Growing up during the space race, astronauts were like sports heroes. We grew up on sci-fi movies on late-night TV, and the dashing, fearless astronauts of the Mercury, Gemini, and Apollo programs became household names. Back in the day, I could rattle off the flight numbers of each space mission and the names of the astronauts who flew them like I was naming the batting order of the 1967 Dodgers.
Today, there are more astronauts than there are space missions. But I have to admit my inner 10-year-old is excited at the prospect of a return to the moon, even if the trip is delayed by a year.
There is so much more to space exploration than just satisfying the need for wonder. Since Adam and Eve were banished from the Garden of Eden, humankind has been sojourning. The Old Testament hinges on a journey to the Promised Land, and the New Testament is all about the spiritual journey that makes us all explorers.
The Age of Discovery, which we sometimes erroneously confine to the exploration of the New World, existed well before that, and will extend far beyond where we are today. The people who traversed the ice bridge from Asia to North America were just as intrepid as Vasco da Gama taking his small ships around the Cape of Good Hope, Africa’s southern tip, to make it to India.
Exploration, whether terrestrial or otherworldly, is a spiritual endeavor. You can debate the pros and cons of New World contact with the Old World all day long, but there is no denying that the Church was there to baptize and teach people about the Gospel. And as flawed as some of those travelers may have been (and how unfair it can be to assess the actions of men of faith 500 years through the lens of our modern sensibilities), I will always vote in favor of people coming to the God of the universe.
Which brings us back to the extraterrestrial form of discovery and exploration. Since nothing happens to even a sparrow on Earth without him knowing about it, you do not need an intricate logic syllogism to stipulate that he also knows what is happening in the Horsehead Nebula.

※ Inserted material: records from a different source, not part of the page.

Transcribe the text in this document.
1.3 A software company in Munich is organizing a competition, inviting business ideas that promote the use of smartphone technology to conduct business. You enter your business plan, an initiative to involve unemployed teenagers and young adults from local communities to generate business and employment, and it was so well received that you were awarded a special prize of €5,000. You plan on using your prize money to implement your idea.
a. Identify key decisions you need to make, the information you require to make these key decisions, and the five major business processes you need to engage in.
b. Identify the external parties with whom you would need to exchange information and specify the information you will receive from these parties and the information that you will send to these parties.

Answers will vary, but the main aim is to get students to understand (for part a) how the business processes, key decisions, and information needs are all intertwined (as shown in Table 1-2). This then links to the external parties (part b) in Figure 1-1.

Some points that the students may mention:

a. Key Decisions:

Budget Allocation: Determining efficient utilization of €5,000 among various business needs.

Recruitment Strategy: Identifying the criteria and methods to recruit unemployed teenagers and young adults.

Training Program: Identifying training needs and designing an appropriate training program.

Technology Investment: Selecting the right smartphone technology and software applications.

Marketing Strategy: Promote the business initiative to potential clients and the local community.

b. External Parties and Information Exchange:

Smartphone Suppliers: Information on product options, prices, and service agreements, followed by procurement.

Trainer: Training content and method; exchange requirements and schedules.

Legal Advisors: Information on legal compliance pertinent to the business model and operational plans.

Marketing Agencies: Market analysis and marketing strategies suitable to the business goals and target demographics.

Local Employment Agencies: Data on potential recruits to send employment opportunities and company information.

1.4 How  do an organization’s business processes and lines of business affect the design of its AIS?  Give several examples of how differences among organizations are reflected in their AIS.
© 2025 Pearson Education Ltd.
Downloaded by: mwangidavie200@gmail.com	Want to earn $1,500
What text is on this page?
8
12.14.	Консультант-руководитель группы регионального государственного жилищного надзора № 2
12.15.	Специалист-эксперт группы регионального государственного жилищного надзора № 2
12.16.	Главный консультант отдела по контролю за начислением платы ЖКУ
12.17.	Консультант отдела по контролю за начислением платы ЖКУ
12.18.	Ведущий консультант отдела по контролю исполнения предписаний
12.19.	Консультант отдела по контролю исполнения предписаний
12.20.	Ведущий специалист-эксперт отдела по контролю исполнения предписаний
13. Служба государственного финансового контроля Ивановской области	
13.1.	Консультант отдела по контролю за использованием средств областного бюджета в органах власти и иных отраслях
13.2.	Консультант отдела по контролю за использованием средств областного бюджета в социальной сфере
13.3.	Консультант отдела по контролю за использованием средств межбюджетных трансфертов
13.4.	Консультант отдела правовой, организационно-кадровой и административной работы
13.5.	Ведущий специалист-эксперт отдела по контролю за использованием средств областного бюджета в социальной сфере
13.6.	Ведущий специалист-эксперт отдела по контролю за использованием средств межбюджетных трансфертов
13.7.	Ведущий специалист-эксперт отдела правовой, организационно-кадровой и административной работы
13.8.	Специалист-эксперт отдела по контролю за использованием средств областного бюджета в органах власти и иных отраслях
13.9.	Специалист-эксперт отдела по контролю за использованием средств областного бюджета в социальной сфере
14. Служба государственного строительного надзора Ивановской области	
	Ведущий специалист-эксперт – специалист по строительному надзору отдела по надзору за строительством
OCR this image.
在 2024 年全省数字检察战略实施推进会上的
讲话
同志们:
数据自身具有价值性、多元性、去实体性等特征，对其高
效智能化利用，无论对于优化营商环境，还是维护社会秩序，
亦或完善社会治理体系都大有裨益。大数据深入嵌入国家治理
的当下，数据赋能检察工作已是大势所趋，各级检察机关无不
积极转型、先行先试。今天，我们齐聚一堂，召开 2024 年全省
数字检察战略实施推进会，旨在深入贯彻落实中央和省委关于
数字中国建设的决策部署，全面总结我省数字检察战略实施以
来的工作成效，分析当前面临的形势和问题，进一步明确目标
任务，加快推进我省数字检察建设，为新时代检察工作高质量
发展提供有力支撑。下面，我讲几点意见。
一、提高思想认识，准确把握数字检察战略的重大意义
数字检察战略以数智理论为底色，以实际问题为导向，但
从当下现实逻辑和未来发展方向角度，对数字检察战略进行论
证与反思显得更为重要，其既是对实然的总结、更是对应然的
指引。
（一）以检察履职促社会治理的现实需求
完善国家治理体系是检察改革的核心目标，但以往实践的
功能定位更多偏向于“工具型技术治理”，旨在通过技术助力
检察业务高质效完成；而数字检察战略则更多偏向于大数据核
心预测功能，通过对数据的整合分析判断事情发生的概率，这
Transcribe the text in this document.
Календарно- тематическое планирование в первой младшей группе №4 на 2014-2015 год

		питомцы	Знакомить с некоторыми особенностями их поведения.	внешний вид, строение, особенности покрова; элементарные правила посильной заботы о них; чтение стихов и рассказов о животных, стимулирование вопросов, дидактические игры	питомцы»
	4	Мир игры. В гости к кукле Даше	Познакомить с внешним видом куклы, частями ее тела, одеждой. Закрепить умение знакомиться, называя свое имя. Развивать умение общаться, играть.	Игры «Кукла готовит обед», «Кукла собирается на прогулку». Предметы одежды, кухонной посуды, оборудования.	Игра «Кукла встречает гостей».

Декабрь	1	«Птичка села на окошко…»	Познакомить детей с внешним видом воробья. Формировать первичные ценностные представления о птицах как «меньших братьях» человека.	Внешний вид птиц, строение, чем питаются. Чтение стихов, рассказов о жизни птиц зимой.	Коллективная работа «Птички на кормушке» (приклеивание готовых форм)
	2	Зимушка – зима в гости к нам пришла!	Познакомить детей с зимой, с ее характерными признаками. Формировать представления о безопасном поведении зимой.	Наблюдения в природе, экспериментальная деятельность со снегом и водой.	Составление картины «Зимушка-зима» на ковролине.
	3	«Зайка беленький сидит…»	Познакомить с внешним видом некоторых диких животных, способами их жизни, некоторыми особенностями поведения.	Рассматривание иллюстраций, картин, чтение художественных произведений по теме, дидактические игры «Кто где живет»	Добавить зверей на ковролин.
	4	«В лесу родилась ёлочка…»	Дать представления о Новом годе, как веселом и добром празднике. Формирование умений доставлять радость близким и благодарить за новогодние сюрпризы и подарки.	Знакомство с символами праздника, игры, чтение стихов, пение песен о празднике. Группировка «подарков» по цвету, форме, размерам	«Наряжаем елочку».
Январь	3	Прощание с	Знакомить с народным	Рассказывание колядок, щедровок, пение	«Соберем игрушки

The Church has long been by the side of horizontal seafaring explorers, as well as astronomers with more vertical quests. Those who attack the Church as being “anti-science” notwithstanding, the lists of Church-sponsored scientists, especially astronomers, are as long as an MIT professor’s equation explaining quantum physics.
That may explain how even space exploration was intentionally or accidentally accounted for in the Catholic Church. It may have been 1969 when Apollo 11 landed Neil Armstrong and Buzz Aldrin on the Sea of Tranquility, but it was a 1917 Code of Canon Law that connected the Church on Earth to the heavens above.
The 1917 Code of Canon Law stipulates that any newly discovered land becomes part of the diocese from which the expedition originated. Since all the Apollo moon flights blasted off from Cape Canaveral in Florida, the current bishop of the moon is Bishop John Noonan of the Diocese of Orlando.
As some readers may know, my brother was a former auxiliary bishop for the Archdiocese of Los Angeles. He is now the Bishop of Fresno. I wish Elon Musk would move his SpaceX operation to Bakersfield and launch his mission to the Red Planet from there. I would love to tell people that my brother is the bishop of Mars. What a cool diocesan visit that would make.